My son has a vague concept of war and the fact that our country has been at war for his entire lifetime. He knows that wars are fought by men and women in the military. He knows that his father is in the military. He knows that his father has gone on “trips” to faraway places where the bad guys are. And he knows that even though his dad returned home safely, some people die and some people come back hurt. Those are facts I’m comfortable with him knowing, facts I feel he’s capable of processing both intellectually and emotionally.
War movies like “Black Hawk Down,” on the other hand, are not something I feel he’s old enough to handle on any level. I’m an adult, and I have a hard time wrapping my own head around war movies. All I have to do is think about certain scenes from “Saving Private Ryan” or “We Were Soldiers” or “Act of Valor” and I get choked up. I can’t help it. It hits too close to home.
That’s why I worry about my military brats watching these movies before they’re emotionally ready. As I explained to my neighbor, I don’t want my son having “Black Hawk Down” flashbacks if and when his father comes home one day and announces he’s deploying again. My son is well aware that, unlike other movies like “Harry Potter,” this one is based on reality. The scary parts can’t be explained away by calling it make-believe. War isn’t make-believe. And I don’t think he needs that kind of reality at 8-years-old.
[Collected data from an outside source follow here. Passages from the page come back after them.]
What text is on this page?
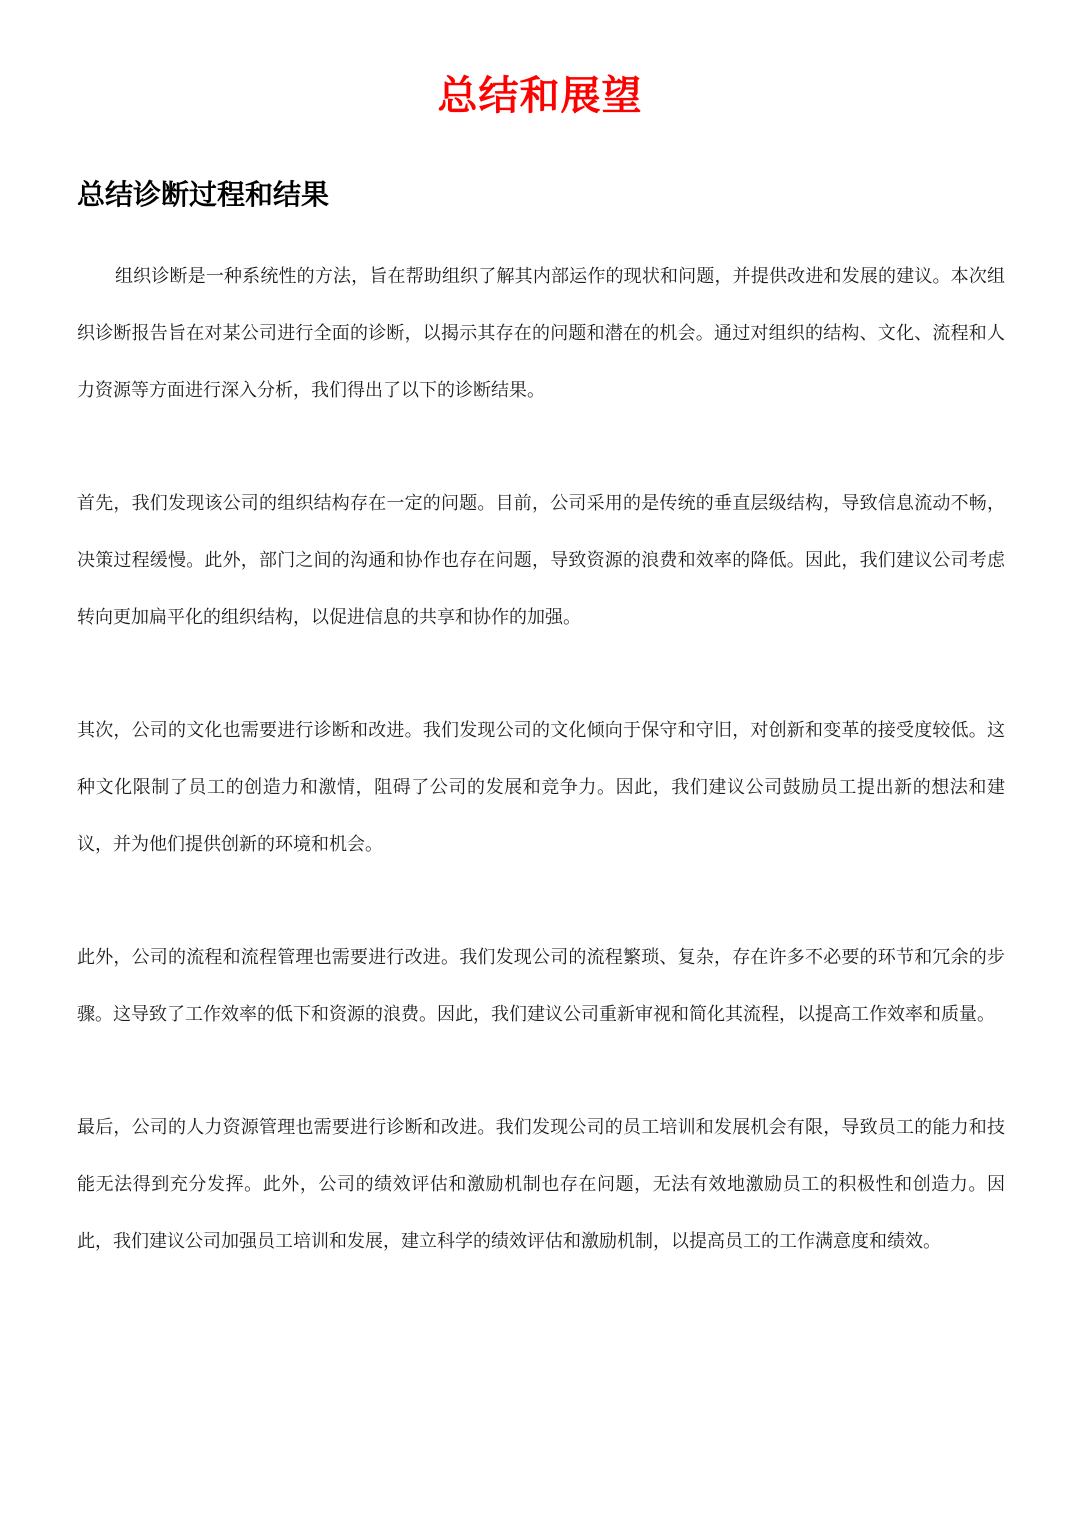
总结和展望
总结诊断过程和结果

组织诊断是一种系统性的方法，旨在帮助组织了解其内部运作的现状和问题，并提供改进和发展的建议。本次组织诊断报告旨在对某公司进行全面的诊断，以揭示其存在的问题和潜在的机会。通过对组织的结构、文化、流程和人力资源等方面进行深入分析，我们得出了以下的诊断结果。

首先，我们发现该公司的组织结构存在一定的问题。目前，公司采用的是传统的垂直层级结构，导致信息流动不畅，决策过程缓慢。此外，部门之间的沟通和协作也存在问题，导致资源的浪费和效率的降低。因此，我们建议公司考虑转向更加扁平化的组织结构，以促进信息的共享和协作的加强。

其次，公司的文化也需要进行诊断和改进。我们发现公司的文化倾向于保守和守旧，对创新和变革的接受度较低。这种文化限制了员工的创造力和激情，阻碍了公司的发展和竞争力。因此，我们建议公司鼓励员工提出新的想法和建议，并为他们提供创新的环境和机会。

此外，公司的流程和流程管理也需要进行改进。我们发现公司的流程繁琐、复杂，存在许多不必要的环节和冗余的步骤。这导致了工作效率的低下和资源的浪费。因此，我们建议公司重新审视和简化其流程，以提高工作效率和质量。

最后，公司的人力资源管理也需要进行诊断和改进。我们发现公司的员工培训和发展机会有限，导致员工的能力和技能无法得到充分发挥。此外，公司的绩效评估和激励机制也存在问题，无法有效地激励员工的积极性和创造力。因此，我们建议公司加强员工培训和发展，建立科学的绩效评估和激励机制，以提高员工的工作满意度和绩效。
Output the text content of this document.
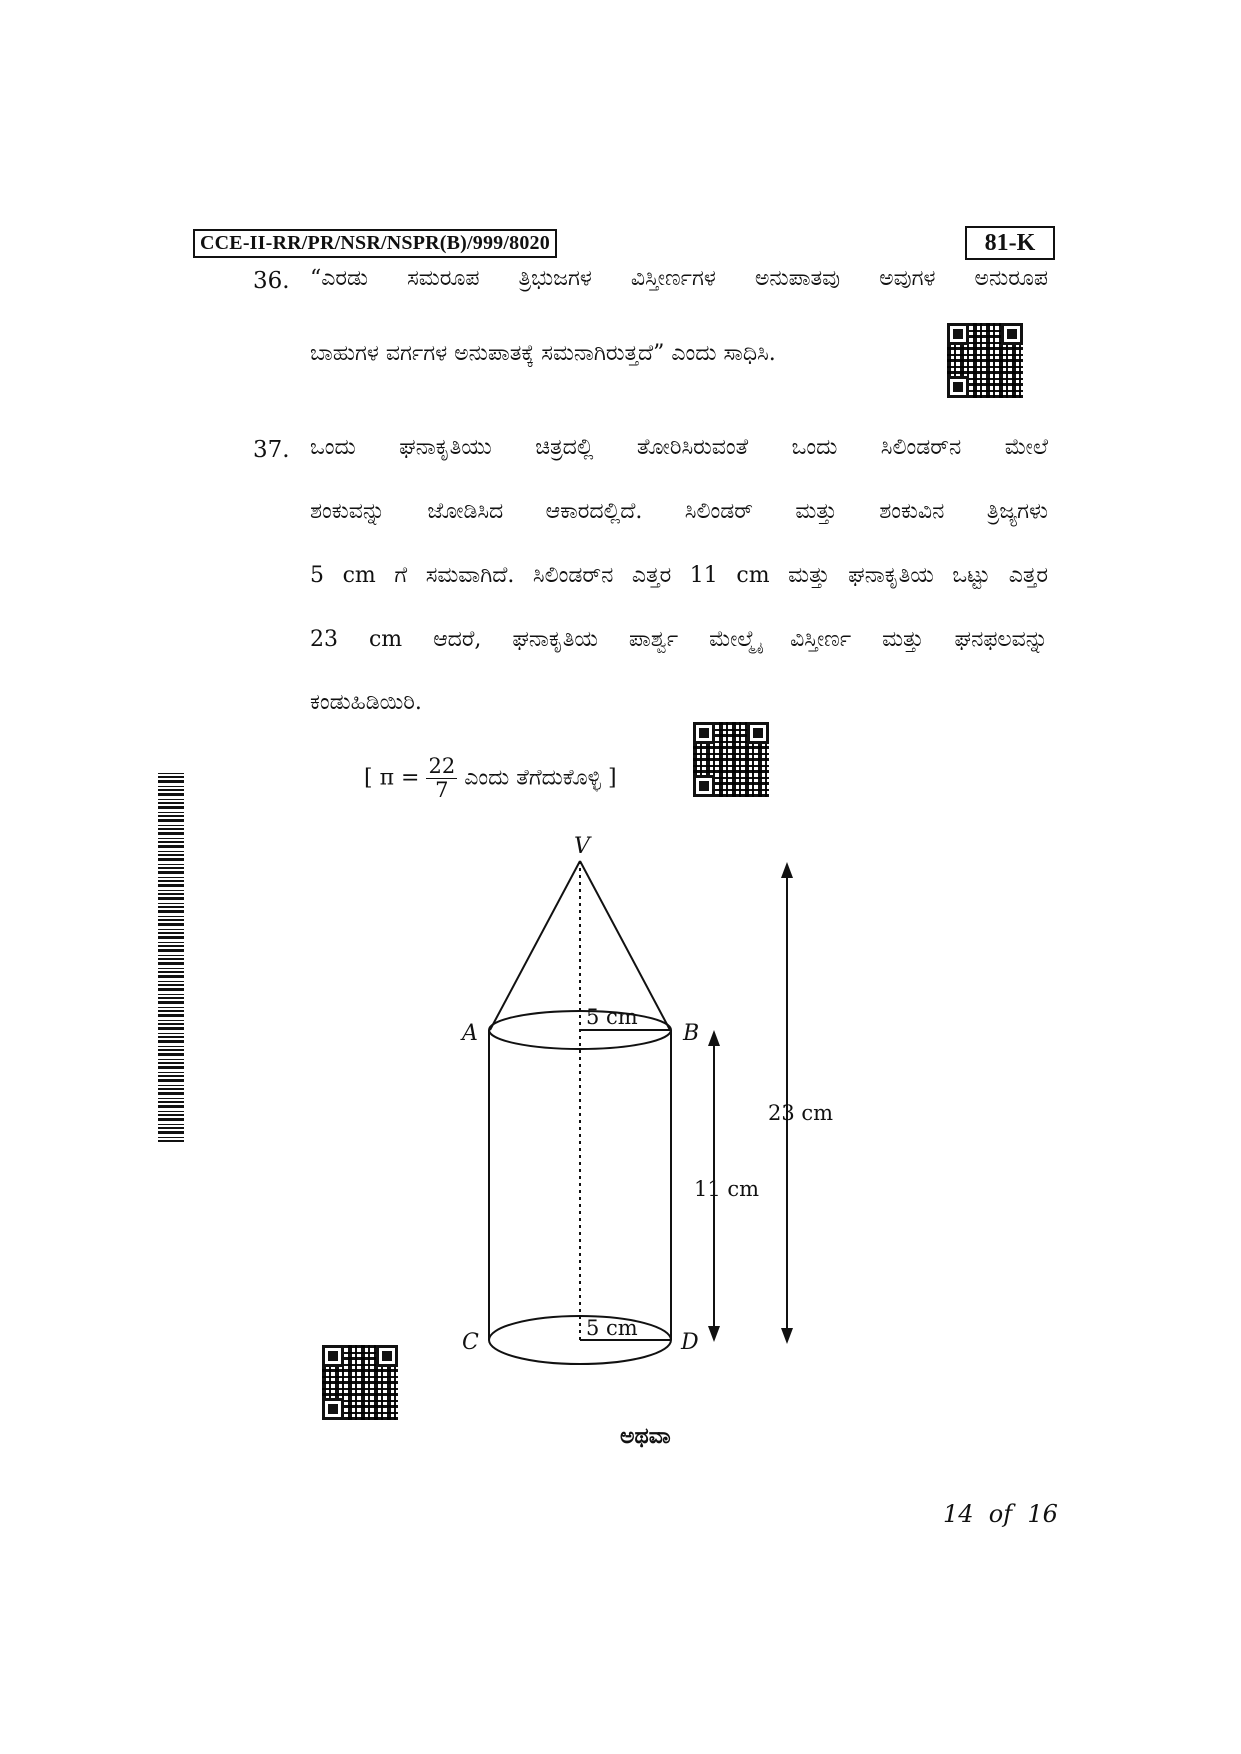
CCE-II-RR/PR/NSR/NSPR(B)/999/8020	81-K
36. “ಎರಡು ಸಮರೂಪ ತ್ರಿಭುಜಗಳ ವಿಸ್ತೀರ್ಣಗಳ ಅನುಪಾತವು ಅವುಗಳ ಅನುರೂಪ
ಬಾಹುಗಳ ವರ್ಗಗಳ ಅನುಪಾತಕ್ಕೆ ಸಮನಾಗಿರುತ್ತದೆ” ಎಂದು ಸಾಧಿಸಿ.
37. ಒಂದು ಘನಾಕೃತಿಯು ಚಿತ್ರದಲ್ಲಿ ತೋರಿಸಿರುವಂತೆ ಒಂದು ಸಿಲಿಂಡರ್‌ನ ಮೇಲೆ
ಶಂಕುವನ್ನು ಜೋಡಿಸಿದ ಆಕಾರದಲ್ಲಿದೆ. ಸಿಲಿಂಡರ್ ಮತ್ತು ಶಂಕುವಿನ ತ್ರಿಜ್ಯಗಳು
5 cm ಗೆ ಸಮವಾಗಿದೆ. ಸಿಲಿಂಡರ್‌ನ ಎತ್ತರ 11 cm ಮತ್ತು ಘನಾಕೃತಿಯ ಒಟ್ಟು ಎತ್ತರ
23 cm ಆದರೆ, ಘನಾಕೃತಿಯ ಪಾರ್ಶ್ವ ಮೇಲ್ಮೈ ವಿಸ್ತೀರ್ಣ ಮತ್ತು ಘನಫಲವನ್ನು
ಕಂಡುಹಿಡಿಯಿರಿ.
[ $\pi = \frac{22}{7}$ ಎಂದು ತೆಗೆದುಕೊಳ್ಳಿ ]
V
A	B
C	D
5 cm
5 cm
11 cm
23 cm
ಅಥವಾ
14  of  16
I’m not trying to shelter my children from war and pretend it doesn’t exist. I’m just waiting until I feel they’re mature enough to handle the content portrayed in these movies. And when they are, my husband and I (not my neighbor) will be the ones sitting next to them, ready to answer their questions and allay their fears.
Do you allow your military brats to watch war movies? If so, what are their reactions? At what age do you think kids can handle war movies like “Black Hawk Down?”